48. Juara penghargaan

331 29 19
                                    


Sebelum ujian semester tiba, Raka berjanji akan memberikan Rily sebuah kejutan jika Rily berhasil meraih juara 3 besar di kelasnya. Rily jauh lebih bersemangat untuk belajar dan bekerja keras selama ujian semester karena ingin mendapatkan kejutan dari Raka.

Hingga akhirnya, Rily sampai pada fase pembagian rapor. Gadis berambut sebahu itu duduk sendirian di depan ruang kelasnya sembari mengayunkan kaki. Telapak tangan Rily sudah berkeringat dingin, sebentar lagi akan ada pengumuman juara kelas. Rily sedang menunggu kedatangan Amor sebagai perwakilan Rily untuk mengambil rapor.

Sudah banyak orang tua yang hadir dan sedang menunggu orang tua siswa lain di dalam kelas, agar pembagian rapor segera dimulai.

"Rily."

Rily mengangkat kepala, berhenti mengayunkan kakinya. "Iya, Bu?"

Bu Siti mengulas senyum. "Orang tua kamu kenapa belum hadir, Nak? Orang tua yang lain sedang menunggu di dalam kelas."

Rily meneguk ludah getir. "Mungkin lagi macet Bu, saya coba telepon lagi. Tunggu sebentar ya Bu."

Bu Siti menganggukkan kepala. "Iya, Ibu tunggu di dalam ya."

"Iya, Bu."

Bu Siti kembali masuk ke dalam kelas, memberikan informasi kepada orang tua yang lain agar menunggu sebentar lagi karea orang tua dari salah satu murid belum hadir.

Rily mencoba menghubungi nomor telepon Amor beberapa kali, namun tak kunjung diangkat. Selain cemas karena takut tidak juara, Rily juga lebih cemas jika Amor tidak kunjung datang. Amor belum pernah sama sekali mengambil rapot Rily, Mang Ali selalu sebagai perwakilan Rily ke sekolah untuk mengambil rapor Rily.

"Neng Rily."

Rily mengalihkan pandang dari ponselnya, menatap sosok lelaki berkepala empat itu sedang menatapnya. "Mang Ali?" Rily berdiri dan segera menghampiri Mang Ali. "Mang Ali yang ngambil rapot Rily?"
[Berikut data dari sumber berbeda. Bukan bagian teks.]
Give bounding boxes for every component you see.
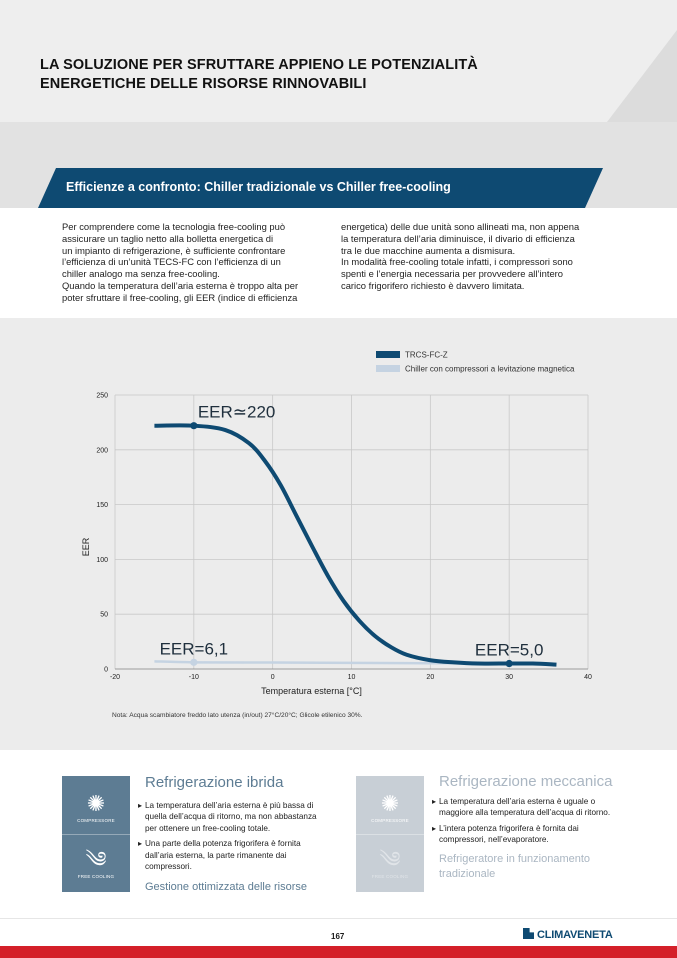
text-line: tra le due macchine aumenta a dismisura. <box>341 244 516 256</box>
x-axis-label: Temperatura esterna [°C] <box>261 686 362 696</box>
chart-note: Nota: Acqua scambiatore freddo lato uten… <box>112 712 363 719</box>
section-banner <box>38 168 603 208</box>
mechanical-footer: Refrigeratore in funzionamento tradizion… <box>439 853 591 880</box>
text-line: chiller analogo ma senza free-cooling. <box>62 268 220 280</box>
y-tick-label: 100 <box>96 557 108 564</box>
hybrid-icon-card: ✺ COMPRESSORE ༄ FREE COOLING <box>62 776 130 892</box>
y-tick-label: 0 <box>104 667 108 674</box>
data-point <box>190 422 198 430</box>
text-line: In modalità free-cooling totale infatti,… <box>341 256 573 268</box>
x-tick-label: 0 <box>271 674 275 681</box>
hybrid-title: Refrigerazione ibrida <box>145 774 284 791</box>
page-title: LA SOLUZIONE PER SFRUTTARE APPIENO LE PO… <box>40 57 478 92</box>
legend-swatch <box>376 365 400 372</box>
compressor-icon: ✺ COMPRESSORE <box>371 791 409 824</box>
text-line: spenti e l’energia necessaria per provve… <box>341 268 564 280</box>
eer-chart: -20 -10 0 10 20 30 40 0 50 100 150 200 250 Temperatur… <box>81 351 592 697</box>
list-item: Una parte della potenza frigorifera è fo… <box>138 838 323 872</box>
y-tick-label: 200 <box>96 447 108 454</box>
y-tick-label: 150 <box>96 502 108 509</box>
annotation-label: EER=5,0 <box>475 641 544 660</box>
annotation-label: EER=6,1 <box>160 639 229 658</box>
y-axis-label: EER <box>81 537 91 556</box>
text-line: assicurare un taglio netto alla bolletta… <box>62 232 274 244</box>
footer-divider <box>0 918 677 919</box>
list-item: La temperatura dell’aria esterna è ugual… <box>432 796 622 819</box>
x-tick-label: -10 <box>189 674 199 681</box>
brand-logo: CLIMAVENETA <box>523 928 613 941</box>
text-line: la temperatura dell’aria diminuisce, il … <box>341 232 575 244</box>
mechanical-bullets: La temperatura dell’aria esterna è ugual… <box>432 796 622 850</box>
mechanical-icon-card: ✺ COMPRESSORE ༄ FREE COOLING <box>356 776 424 892</box>
y-tick-label: 50 <box>100 612 108 619</box>
legend-label: TRCS-FC-Z <box>405 351 448 360</box>
x-tick-label: 30 <box>505 674 513 681</box>
data-point <box>190 658 198 666</box>
chart-background <box>0 318 677 750</box>
y-tick-label: 250 <box>96 393 108 400</box>
free-cooling-icon: ༄ FREE COOLING <box>77 847 115 880</box>
text-line: Quando la temperatura dell’aria esterna … <box>62 279 299 291</box>
text-line: poter sfruttare il free-cooling, gli EER… <box>62 291 298 303</box>
free-cooling-icon: ༄ FREE COOLING <box>371 847 409 880</box>
compressor-icon: ✺ COMPRESSORE <box>77 791 115 824</box>
x-tick-label: 20 <box>426 674 434 681</box>
list-item: La temperatura dell’aria esterna è più b… <box>138 800 323 834</box>
text-panel <box>0 208 677 318</box>
logo-mark-icon <box>523 928 534 939</box>
data-point <box>505 659 513 668</box>
text-line: Per comprendere come la tecnologia free-… <box>62 221 286 232</box>
x-tick-label: 10 <box>348 674 356 681</box>
legend-label: Chiller con compressori a levitazione ma… <box>405 365 575 374</box>
annotation-label: EER≃220 <box>198 403 276 422</box>
list-item: L’intera potenza frigorifera è fornita d… <box>432 823 622 846</box>
header-background <box>0 0 677 122</box>
x-tick-label: 40 <box>584 674 592 681</box>
x-tick-label: -20 <box>110 674 120 681</box>
hybrid-footer: Gestione ottimizzata delle risorse <box>145 881 308 893</box>
text-line: energetica) delle due unità sono allinea… <box>341 221 580 232</box>
text-line: un impianto di refrigerazione, è suffici… <box>62 244 286 256</box>
intro-column-left: Per comprendere come la tecnologia free-… <box>62 221 332 304</box>
footer-red-bar <box>0 946 677 958</box>
section-title: Efficienze a confronto: Chiller tradizio… <box>66 180 451 194</box>
intro-column-right: energetica) delle due unità sono allinea… <box>341 221 611 292</box>
text-line: l’efficienza di un’unità TECS-FC con l’e… <box>62 256 281 268</box>
mechanical-title: Refrigerazione meccanica <box>439 773 613 790</box>
text-line: carico frigorifero richiesto è davvero l… <box>341 279 525 291</box>
legend-swatch <box>376 351 400 358</box>
page-number: 167 <box>331 932 345 941</box>
series-line-0 <box>154 423 557 667</box>
hybrid-bullets: La temperatura dell’aria esterna è più b… <box>138 800 323 876</box>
Tatapan bersalah dan tak enak hati tampak jelas dari sorot mata Mang Ali. "I-iya Neng,"

"Yaudah Mang Ali langsung masuk ke dalam aja, udah ditungguin sama orang tua yang lain, Mang."

"Baju Mang tidak apa-apa seperti ini?"

Rily menatap Mang Ali dari atas kepala sampai bawah kaki. Mang Ali mengenakan jas yang Mang Ali beli sejak Rily SD, dan jas itu hanya dikenakan oleh Mang Ali untuk mengambil rapor Rily ke sekolah agar Rily tidak malu. "Nggak papa kok Mang, Mang mau ambilin rapor Rily, udah buat Rily senang banget."

"Alhamdulillah, kalau begitu Mang masuk ke dalam kelas Neng dulu ya."

Rily menganggukkan kepala dan tersenyum lebar. Namun senyum itu pudar saat Mang Ali sudah masuk ke dalam kelas.

Bahu Rily yang tegak sempurna kini merosot lesu, pupus sudah harapannya atas kedatangan Amor.

Amor tidak akan pernah datang untuk mengambil rapor Rily sebagai perwakilan.

Rily mengusap sudut matanya yang berair, ia kembali duduk di depan kelas. Menunggu Mang Ali keluar dan memberikan kabar bahagia.

Setelah sepuluh menit, Rily bisa melihat bahwa satu persatu orang tua dari dalam kelasnya sudah keluar dengan anakngat masing-masing.

"Rily, gue duluan ya!" pamit Ica bersama Papa nya yang tersenyum kepada Rily.

Rily balas tersenyum. "Iya Ca, hati-hati ya Ca, Om." sahutnya ramah.

"Oke, dadah Rily!"

Rily tersenyum sembari menatap kepergian Ica yang sedang merangkul lengan Papanya.